Significant drop in RPS after migrating to Azure Application Gateway V2 – Potential MS backbone issue?
Hello Team,
We need assistance with issue after migrating our workloads from GCP to Azure.
Scenario
- We migrated from GCP where we consistently handled ~150K requests per second (RPS) via GCP load balancers.
- After migration to Azure, using Azure Application Gateway Standard V2 (manual scale, 125 instances), the observed RPS dropped to around 40K-50K RPS.
- Backend pool consists of direct VM IPs (no intermediate firewall or appliance).
- Frontend: Public IP
74.XX.xx>xx
What we observed
Backend health: All backend hosts report healthy consistently in Azure metrics.
Healthy Host Count: Avg = 6, Unhealthy Host Count = 0
Current connections: Peaked at ~1.2M
Capacity units: Averaged ~600, with 125 max instances
Failed Requests: Minimal — mainly HTTP 499 (client aborts)
Response Status: No large-scale 4xx/5xx error patterns
SSL validation: No issues (validated via sslshopper.com)

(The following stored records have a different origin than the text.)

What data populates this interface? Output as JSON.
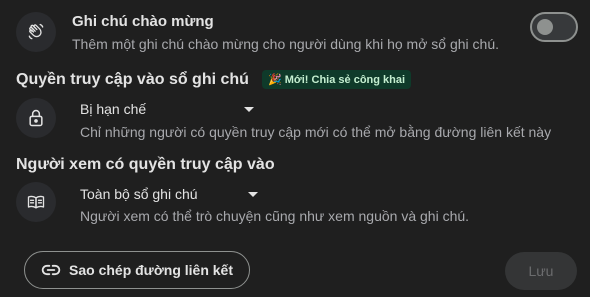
{
  "welcome": {
    "title": "Ghi chú chào mừng",
    "description": "Thêm một ghi chú chào mừng cho người dùng khi họ mở sổ ghi chú.",
    "toggle_on": false,
    "icon": "waving-hand-icon"
  },
  "access": {
    "heading": "Quyền truy cập vào sổ ghi chú",
    "badge": "🎉 Mới! Chia sẻ công khai",
    "selected": "Bị hạn chế",
    "description": "Chỉ những người có quyền truy cập mới có thể mở bằng đường liên kết này",
    "icon": "lock-icon"
  },
  "viewer": {
    "heading": "Người xem có quyền truy cập vào",
    "selected": "Toàn bộ sổ ghi chú",
    "description": "Người xem có thể trò chuyện cũng như xem nguồn và ghi chú.",
    "icon": "book-icon"
  },
  "footer": {
    "copy_link_label": "Sao chép đường liên kết",
    "save_label": "Lưu"
  },
  "colors": {
    "background": "#1f1f1f",
    "badge_bg": "#0f3a2a",
    "badge_text": "#c4eed0"
  }
}
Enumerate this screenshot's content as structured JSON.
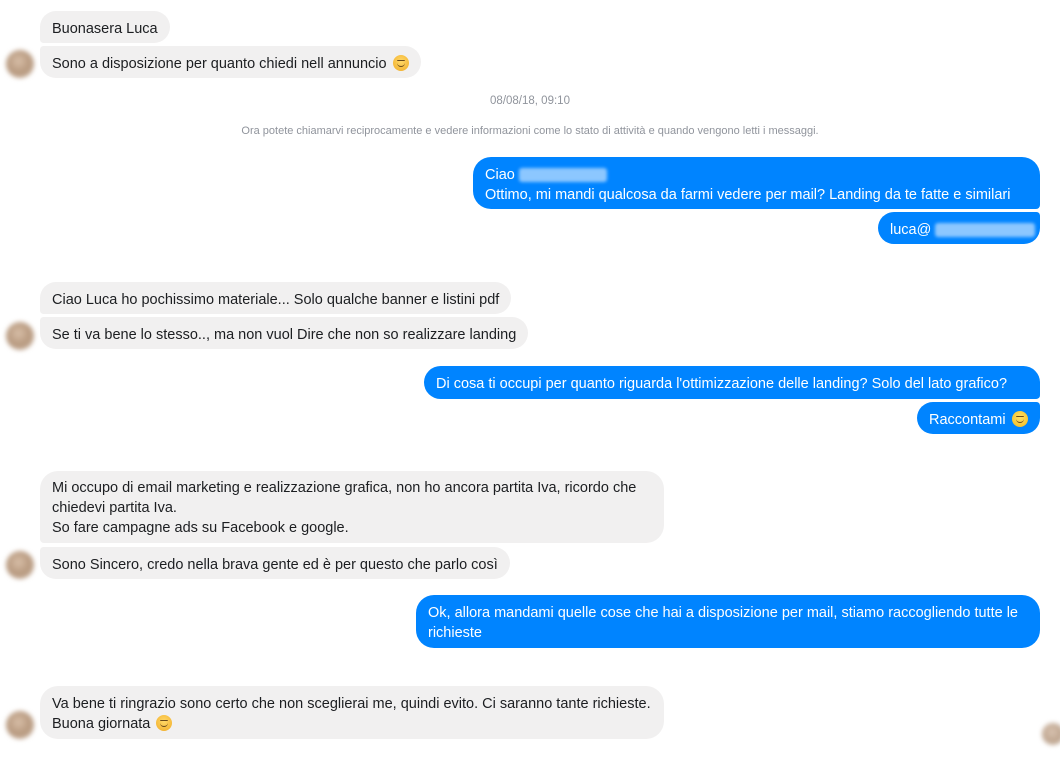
{
  "conversation": {
    "timestamp": "08/08/18, 09:10",
    "notice": "Ora potete chiamarvi reciprocamente e vedere informazioni come lo stato di attività e quando vengono letti i messaggi.",
    "messages": [
      {
        "sender": "other",
        "text": "Buonasera Luca"
      },
      {
        "sender": "other",
        "text": "Sono a disposizione per quanto chiedi nell annuncio",
        "emoji": "relieved-face"
      },
      {
        "sender": "me",
        "text": "Ciao"
      },
      {
        "sender": "me",
        "text": "Ottimo, mi mandi qualcosa da farmi vedere per mail? Landing da te fatte e similari"
      },
      {
        "sender": "me",
        "text": "luca@"
      },
      {
        "sender": "other",
        "text": "Ciao Luca ho pochissimo materiale... Solo qualche banner e listini pdf"
      },
      {
        "sender": "other",
        "text": "Se ti va bene lo stesso.., ma non vuol Dire che non so realizzare landing"
      },
      {
        "sender": "me",
        "text": "Di cosa ti occupi per quanto riguarda l'ottimizzazione delle landing? Solo del lato grafico?"
      },
      {
        "sender": "me",
        "text": "Raccontami",
        "emoji": "smiling-face"
      },
      {
        "sender": "other",
        "text": "Mi occupo di email marketing e realizzazione grafica, non ho ancora partita Iva, ricordo che chiedevi partita Iva."
      },
      {
        "sender": "other",
        "text": "So fare campagne ads su Facebook e google."
      },
      {
        "sender": "other",
        "text": "Sono Sincero, credo nella brava gente ed è per questo che parlo così"
      },
      {
        "sender": "me",
        "text": "Ok, allora mandami quelle cose che hai a disposizione per mail, stiamo raccogliendo tutte le richieste"
      },
      {
        "sender": "other",
        "text": "Va bene ti ringrazio sono certo che non sceglierai me, quindi evito. Ci saranno tante richieste. Buona giornata",
        "emoji": "smiling-eyes-face"
      }
    ]
  },
  "colors": {
    "incoming_bubble": "#f1f0f0",
    "outgoing_bubble": "#0084ff",
    "meta_text": "#90949c"
  }
}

No significant throttling or errors in AGW logs (checked via KQL queries)
Investigations performed
- We checked Azure Monitor metrics: Current connections, total requests, failed requests, capacity units, healthy/unhealthy host count.
- We ran KQL queries in Log Analytics to confirm no throttling, backend connection issues, or internal 4xx/5xx patterns.
- We confirmed DNS resolution and SSL health.
- Verified Application Gateway is scaled to 125 instances (max for Standard V2).
- Backend VMs have adequate capacity; no CPU/memory bottlenecks.
Our concern
The requests simply don’t seem to be reaching the Application Gateway at expected volumes. Client side reports no visible hits to old GCP LB, so DNS caching unlikely.
We suspect a Microsoft backbone network or Azure front-door/routing issue may be limiting traffic before it reaches our Application Gateway.